L'exposition de Peter Kim à la Galerie Imane Farès est le fruit de ces expériences de vie, on y retrouve ses voyages entre tradition et modernité, cette prise de conscience d'un monde troublé, avec comme point d'orgue trois grandes toiles peintes dans un atelier en banlieue parisienne lors de l'hiver 2017.

 

Peter Kim peint non seulement des personnes mais surtout le passage du temps, le passage entre deux espaces, le passage en tant que allégorie. Ses peintures sont travaillées par plusieurs temporalités. Les moments s’y enchevêtrent, rendant impossible la certitude d'une unité de temps.

 

Des eaux calmes et menaçantes, sur lesquelles des hommes naviguent, immobiles, emplissent tout l’espace de la galerie Imane Farès. Tel un passeur, Peter Kim nous apprend à voir, à nous positionner. Les désirs, l’espérance, l’échange entre les personnes, sont les moteurs des oeuvres. Les êtres sont extraits de leurs environnements, de leurs contextes et de leurs repères, et propulsés au cœur d'un espace pictural énigmatique, sombre et oppressant.

 

Dans cette posture stagnante, ils se révèlent au cœur d'une eau dormante et noire. Dans l’oeuvre de Peter Kim, l’eau est un symbole d’égalité en tant que ressource essentielle pour la survie de l’humanité. Elle représente la mémoire. Les couleurs, aqueuses par nature, que l’artiste utilise, réussissent à créer une atmosphère nocturne et évanescente où tout peut avoir lieu. Gardant à l'esprit que les êtres humains sont en grande partie constitués d'eau, cette vision favorise une approche tout à la fois scientifique et spirituelle.   Celle-ci pourrait être à l'origine d'un monde meilleur du fait d’une harmonie entre la nature et l’existence humaine.

 

Ici, la mer n'est jamais en repos ; les éléments y sont déchaînés (vents, vagues, lames, orages...).
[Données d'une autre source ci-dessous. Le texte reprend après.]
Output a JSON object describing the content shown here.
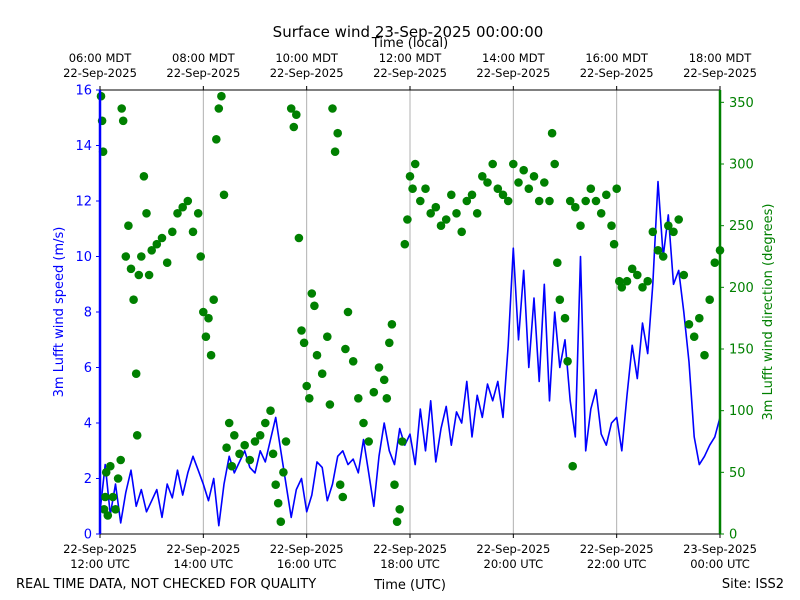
{
  "colors": {
    "speed": "#0000ff",
    "direction": "#008000",
    "grid": "#b0b0b0",
    "text": "#000000"
  },
  "labels": {
    "footer_left": "REAL TIME DATA, NOT CHECKED FOR QUALITY",
    "footer_right": "Site: ISS2"
  },
  "chart_data": {
    "type": "line",
    "title": "Surface wind 23-Sep-2025 00:00:00",
    "xlabel": "Time (UTC)",
    "top_xlabel": "Time (local)",
    "ylabel_left": "3m Lufft wind speed (m/s)",
    "ylabel_right": "3m Lufft wind direction (degrees)",
    "xlim_hours_utc": [
      12,
      24
    ],
    "ylim_left": [
      0,
      16
    ],
    "ylim_right": [
      0,
      360
    ],
    "grid": "vertical",
    "bottom_ticks": [
      {
        "h": 12,
        "date": "22-Sep-2025",
        "time": "12:00 UTC"
      },
      {
        "h": 14,
        "date": "22-Sep-2025",
        "time": "14:00 UTC"
      },
      {
        "h": 16,
        "date": "22-Sep-2025",
        "time": "16:00 UTC"
      },
      {
        "h": 18,
        "date": "22-Sep-2025",
        "time": "18:00 UTC"
      },
      {
        "h": 20,
        "date": "22-Sep-2025",
        "time": "20:00 UTC"
      },
      {
        "h": 22,
        "date": "22-Sep-2025",
        "time": "22:00 UTC"
      },
      {
        "h": 24,
        "date": "23-Sep-2025",
        "time": "00:00 UTC"
      }
    ],
    "top_ticks": [
      {
        "h": 12,
        "time": "06:00 MDT",
        "date": "22-Sep-2025"
      },
      {
        "h": 14,
        "time": "08:00 MDT",
        "date": "22-Sep-2025"
      },
      {
        "h": 16,
        "time": "10:00 MDT",
        "date": "22-Sep-2025"
      },
      {
        "h": 18,
        "time": "12:00 MDT",
        "date": "22-Sep-2025"
      },
      {
        "h": 20,
        "time": "14:00 MDT",
        "date": "22-Sep-2025"
      },
      {
        "h": 22,
        "time": "16:00 MDT",
        "date": "22-Sep-2025"
      },
      {
        "h": 24,
        "time": "18:00 MDT",
        "date": "22-Sep-2025"
      }
    ],
    "left_ticks": [
      0,
      2,
      4,
      6,
      8,
      10,
      12,
      14,
      16
    ],
    "right_ticks": [
      0,
      50,
      100,
      150,
      200,
      250,
      300,
      350
    ],
    "series": [
      {
        "name": "wind_speed",
        "unit": "m/s",
        "style": "line",
        "points": [
          [
            12.0,
            0.8
          ],
          [
            12.1,
            2.5
          ],
          [
            12.2,
            0.7
          ],
          [
            12.3,
            1.8
          ],
          [
            12.4,
            0.4
          ],
          [
            12.5,
            1.5
          ],
          [
            12.6,
            2.3
          ],
          [
            12.7,
            1.0
          ],
          [
            12.8,
            1.6
          ],
          [
            12.9,
            0.8
          ],
          [
            13.0,
            1.2
          ],
          [
            13.1,
            1.6
          ],
          [
            13.2,
            0.6
          ],
          [
            13.3,
            1.8
          ],
          [
            13.4,
            1.3
          ],
          [
            13.5,
            2.3
          ],
          [
            13.6,
            1.4
          ],
          [
            13.7,
            2.2
          ],
          [
            13.8,
            2.8
          ],
          [
            13.9,
            2.3
          ],
          [
            14.0,
            1.8
          ],
          [
            14.1,
            1.2
          ],
          [
            14.2,
            2.0
          ],
          [
            14.3,
            0.3
          ],
          [
            14.4,
            1.8
          ],
          [
            14.5,
            2.8
          ],
          [
            14.6,
            2.2
          ],
          [
            14.7,
            2.6
          ],
          [
            14.8,
            3.0
          ],
          [
            14.9,
            2.4
          ],
          [
            15.0,
            2.2
          ],
          [
            15.1,
            3.0
          ],
          [
            15.2,
            2.6
          ],
          [
            15.3,
            3.4
          ],
          [
            15.4,
            4.2
          ],
          [
            15.5,
            3.0
          ],
          [
            15.6,
            1.8
          ],
          [
            15.7,
            0.6
          ],
          [
            15.8,
            1.6
          ],
          [
            15.9,
            2.0
          ],
          [
            16.0,
            0.8
          ],
          [
            16.1,
            1.4
          ],
          [
            16.2,
            2.6
          ],
          [
            16.3,
            2.4
          ],
          [
            16.4,
            1.2
          ],
          [
            16.5,
            1.8
          ],
          [
            16.6,
            2.8
          ],
          [
            16.7,
            3.0
          ],
          [
            16.8,
            2.5
          ],
          [
            16.9,
            2.7
          ],
          [
            17.0,
            2.2
          ],
          [
            17.1,
            3.4
          ],
          [
            17.2,
            2.2
          ],
          [
            17.3,
            1.0
          ],
          [
            17.4,
            2.8
          ],
          [
            17.5,
            4.0
          ],
          [
            17.6,
            3.0
          ],
          [
            17.7,
            2.5
          ],
          [
            17.8,
            3.8
          ],
          [
            17.9,
            3.2
          ],
          [
            18.0,
            3.6
          ],
          [
            18.1,
            2.5
          ],
          [
            18.2,
            4.5
          ],
          [
            18.3,
            3.0
          ],
          [
            18.4,
            4.8
          ],
          [
            18.5,
            2.6
          ],
          [
            18.6,
            3.8
          ],
          [
            18.7,
            4.6
          ],
          [
            18.8,
            3.2
          ],
          [
            18.9,
            4.4
          ],
          [
            19.0,
            4.0
          ],
          [
            19.1,
            5.5
          ],
          [
            19.2,
            3.5
          ],
          [
            19.3,
            5.0
          ],
          [
            19.4,
            4.2
          ],
          [
            19.5,
            5.4
          ],
          [
            19.6,
            4.8
          ],
          [
            19.7,
            5.5
          ],
          [
            19.8,
            4.2
          ],
          [
            19.9,
            6.8
          ],
          [
            20.0,
            10.3
          ],
          [
            20.1,
            7.0
          ],
          [
            20.2,
            9.5
          ],
          [
            20.3,
            6.0
          ],
          [
            20.4,
            8.5
          ],
          [
            20.5,
            5.5
          ],
          [
            20.6,
            9.0
          ],
          [
            20.7,
            4.8
          ],
          [
            20.8,
            8.0
          ],
          [
            20.9,
            6.0
          ],
          [
            21.0,
            7.0
          ],
          [
            21.1,
            4.8
          ],
          [
            21.2,
            3.5
          ],
          [
            21.3,
            10.0
          ],
          [
            21.4,
            3.0
          ],
          [
            21.5,
            4.5
          ],
          [
            21.6,
            5.2
          ],
          [
            21.7,
            3.6
          ],
          [
            21.8,
            3.2
          ],
          [
            21.9,
            4.0
          ],
          [
            22.0,
            4.2
          ],
          [
            22.1,
            3.0
          ],
          [
            22.2,
            5.0
          ],
          [
            22.3,
            6.8
          ],
          [
            22.4,
            5.6
          ],
          [
            22.5,
            7.6
          ],
          [
            22.6,
            6.5
          ],
          [
            22.7,
            9.0
          ],
          [
            22.8,
            12.7
          ],
          [
            22.9,
            10.0
          ],
          [
            23.0,
            11.5
          ],
          [
            23.1,
            9.0
          ],
          [
            23.2,
            9.5
          ],
          [
            23.3,
            8.0
          ],
          [
            23.4,
            6.2
          ],
          [
            23.5,
            3.5
          ],
          [
            23.6,
            2.5
          ],
          [
            23.7,
            2.8
          ],
          [
            23.8,
            3.2
          ],
          [
            23.9,
            3.5
          ],
          [
            24.0,
            4.2
          ]
        ]
      },
      {
        "name": "wind_direction",
        "unit": "degrees",
        "style": "markers",
        "points": [
          [
            12.02,
            355
          ],
          [
            12.04,
            335
          ],
          [
            12.06,
            310
          ],
          [
            12.08,
            20
          ],
          [
            12.1,
            30
          ],
          [
            12.12,
            50
          ],
          [
            12.15,
            15
          ],
          [
            12.2,
            55
          ],
          [
            12.25,
            30
          ],
          [
            12.3,
            20
          ],
          [
            12.35,
            45
          ],
          [
            12.4,
            60
          ],
          [
            12.42,
            345
          ],
          [
            12.45,
            335
          ],
          [
            12.5,
            225
          ],
          [
            12.55,
            250
          ],
          [
            12.6,
            215
          ],
          [
            12.65,
            190
          ],
          [
            12.7,
            130
          ],
          [
            12.72,
            80
          ],
          [
            12.75,
            210
          ],
          [
            12.8,
            225
          ],
          [
            12.85,
            290
          ],
          [
            12.9,
            260
          ],
          [
            12.95,
            210
          ],
          [
            13.0,
            230
          ],
          [
            13.1,
            235
          ],
          [
            13.2,
            240
          ],
          [
            13.3,
            220
          ],
          [
            13.4,
            245
          ],
          [
            13.5,
            260
          ],
          [
            13.6,
            265
          ],
          [
            13.7,
            270
          ],
          [
            13.8,
            245
          ],
          [
            13.9,
            260
          ],
          [
            13.95,
            225
          ],
          [
            14.0,
            180
          ],
          [
            14.05,
            160
          ],
          [
            14.1,
            175
          ],
          [
            14.15,
            145
          ],
          [
            14.2,
            190
          ],
          [
            14.25,
            320
          ],
          [
            14.3,
            345
          ],
          [
            14.35,
            355
          ],
          [
            14.4,
            275
          ],
          [
            14.45,
            70
          ],
          [
            14.5,
            90
          ],
          [
            14.55,
            55
          ],
          [
            14.6,
            80
          ],
          [
            14.7,
            65
          ],
          [
            14.8,
            72
          ],
          [
            14.9,
            60
          ],
          [
            15.0,
            75
          ],
          [
            15.1,
            80
          ],
          [
            15.2,
            90
          ],
          [
            15.3,
            100
          ],
          [
            15.35,
            65
          ],
          [
            15.4,
            40
          ],
          [
            15.45,
            25
          ],
          [
            15.5,
            10
          ],
          [
            15.55,
            50
          ],
          [
            15.6,
            75
          ],
          [
            15.7,
            345
          ],
          [
            15.75,
            330
          ],
          [
            15.8,
            340
          ],
          [
            15.85,
            240
          ],
          [
            15.9,
            165
          ],
          [
            15.95,
            155
          ],
          [
            16.0,
            120
          ],
          [
            16.05,
            110
          ],
          [
            16.1,
            195
          ],
          [
            16.15,
            185
          ],
          [
            16.2,
            145
          ],
          [
            16.3,
            130
          ],
          [
            16.4,
            160
          ],
          [
            16.45,
            105
          ],
          [
            16.5,
            345
          ],
          [
            16.55,
            310
          ],
          [
            16.6,
            325
          ],
          [
            16.65,
            40
          ],
          [
            16.7,
            30
          ],
          [
            16.75,
            150
          ],
          [
            16.8,
            180
          ],
          [
            16.9,
            140
          ],
          [
            17.0,
            110
          ],
          [
            17.1,
            90
          ],
          [
            17.2,
            75
          ],
          [
            17.3,
            115
          ],
          [
            17.4,
            135
          ],
          [
            17.5,
            125
          ],
          [
            17.55,
            110
          ],
          [
            17.6,
            155
          ],
          [
            17.65,
            170
          ],
          [
            17.7,
            40
          ],
          [
            17.75,
            10
          ],
          [
            17.8,
            20
          ],
          [
            17.85,
            75
          ],
          [
            17.9,
            235
          ],
          [
            17.95,
            255
          ],
          [
            18.0,
            290
          ],
          [
            18.05,
            280
          ],
          [
            18.1,
            300
          ],
          [
            18.2,
            270
          ],
          [
            18.3,
            280
          ],
          [
            18.4,
            260
          ],
          [
            18.5,
            265
          ],
          [
            18.6,
            250
          ],
          [
            18.7,
            255
          ],
          [
            18.8,
            275
          ],
          [
            18.9,
            260
          ],
          [
            19.0,
            245
          ],
          [
            19.1,
            270
          ],
          [
            19.2,
            275
          ],
          [
            19.3,
            260
          ],
          [
            19.4,
            290
          ],
          [
            19.5,
            285
          ],
          [
            19.6,
            300
          ],
          [
            19.7,
            280
          ],
          [
            19.8,
            275
          ],
          [
            19.9,
            270
          ],
          [
            20.0,
            300
          ],
          [
            20.1,
            285
          ],
          [
            20.2,
            295
          ],
          [
            20.3,
            280
          ],
          [
            20.4,
            290
          ],
          [
            20.5,
            270
          ],
          [
            20.6,
            285
          ],
          [
            20.7,
            270
          ],
          [
            20.75,
            325
          ],
          [
            20.8,
            300
          ],
          [
            20.85,
            220
          ],
          [
            20.9,
            190
          ],
          [
            21.0,
            175
          ],
          [
            21.05,
            140
          ],
          [
            21.1,
            270
          ],
          [
            21.15,
            55
          ],
          [
            21.2,
            265
          ],
          [
            21.3,
            250
          ],
          [
            21.4,
            270
          ],
          [
            21.5,
            280
          ],
          [
            21.6,
            270
          ],
          [
            21.7,
            260
          ],
          [
            21.8,
            275
          ],
          [
            21.9,
            250
          ],
          [
            21.95,
            235
          ],
          [
            22.0,
            280
          ],
          [
            22.05,
            205
          ],
          [
            22.1,
            200
          ],
          [
            22.2,
            205
          ],
          [
            22.3,
            215
          ],
          [
            22.4,
            210
          ],
          [
            22.5,
            200
          ],
          [
            22.6,
            205
          ],
          [
            22.7,
            245
          ],
          [
            22.8,
            230
          ],
          [
            22.9,
            225
          ],
          [
            23.0,
            250
          ],
          [
            23.1,
            245
          ],
          [
            23.2,
            255
          ],
          [
            23.3,
            210
          ],
          [
            23.4,
            170
          ],
          [
            23.5,
            160
          ],
          [
            23.6,
            175
          ],
          [
            23.7,
            145
          ],
          [
            23.8,
            190
          ],
          [
            23.9,
            220
          ],
          [
            24.0,
            230
          ]
        ]
      }
    ]
  }
}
Elle est violente et menaçante, pleine de bruits mais surtout remplie d'histoires humaines. Elle a plusieurs visages et devient le lieu indispensable pour percevoir et ressentir la fragilité de l'existence des hommes et sa véritable dimension. Dans l’exposition de Peter Kim, l’eau permet de faire le lien entre plusieurs univers tout en effaçant les limites et les repères.

 

L'homme apparaît semblable à la vague, au navire, au marin… La mer peut se présenter aussi comme un désert à la fois inquiétant et rassurant : passé englouti mais aussi préservé. Et partout, des formes humaines nues au regard disparues face à la mer. Certaines sont proches, d’autres ont déjà de l’eau jusqu’au torse, d’autres encore se confondent avec les flots. « Pour moi la mer est très magnanime, elle reçoit tous les courants d’eau et les purifie. »

 

Telles les peintures d’Histoire, celles de Peter Kim sont parcourues de messages. Elles manifestent un moment tragique actuel tout en le replaçant dans l’Histoire de l’Art. En effet, comment ne pas penser, entre autres, au Radeau de la Méduse de Théodore Géricault. Il y est aussi question de contestation, la contestation de ce qui se passe ou plus précisément de ce qui ne se passe pas. Quand il arrive à Marseille, pour la première fois, Peter Kim découvre aux actualités les bateaux de migrants tentant de traverser les mers. Il a l’envie de saisir et de porter ces sujets aux dimensions d’une grande toile. Les images de Peter Kim redonnent à la peinture ses relations privilégiées avec l’actualité politique, sociale, économique dont elle semblait s'être distanciée dans les nombreux courants de l'abstraction.

 

Par ce choix de la représentation, l'artiste nous invite à dévoiler les couches du réel, à avoir une lecture en profondeur, à formuler nos pensées. Car il y a en effet une nécessité à montrer ces sujets, à prendre le temps de les regarder. Ces migrants dont le voyage est contraint et volontaire, imprégnés de rêves de liberté et de tranquillité, fantasmés et peut-être aussi redoutés, doivent nous interpeler, nous toucher dans notre condition de citoyen.

 

Cette démarche frôlant l’expressionnisme ne tente pas de faire croire à une authenticité première. En fait, ce qui est actif dans ses tableaux, c’est une sorte de sentiment réfléchi, riche de sens. Les peintures de Peter Kim nous appellent et comme le décrit Roger de Piles, elles pensent sans mots. Elles nous attirent, nous fixent, nous parlent, nous incitant à nous arrêter. La silencieuse puissance de la peinture dont parle Eugène Delacroix s’avère en effet dévoiler la pensée plus ou moins consciente de l’artiste.

 

Avec le temps, les couches de sens, de réflexions conscientes ou inconscientes du peintre apparaissent peu à peu, créant ainsi une intimité entre le visiteur et la peinture.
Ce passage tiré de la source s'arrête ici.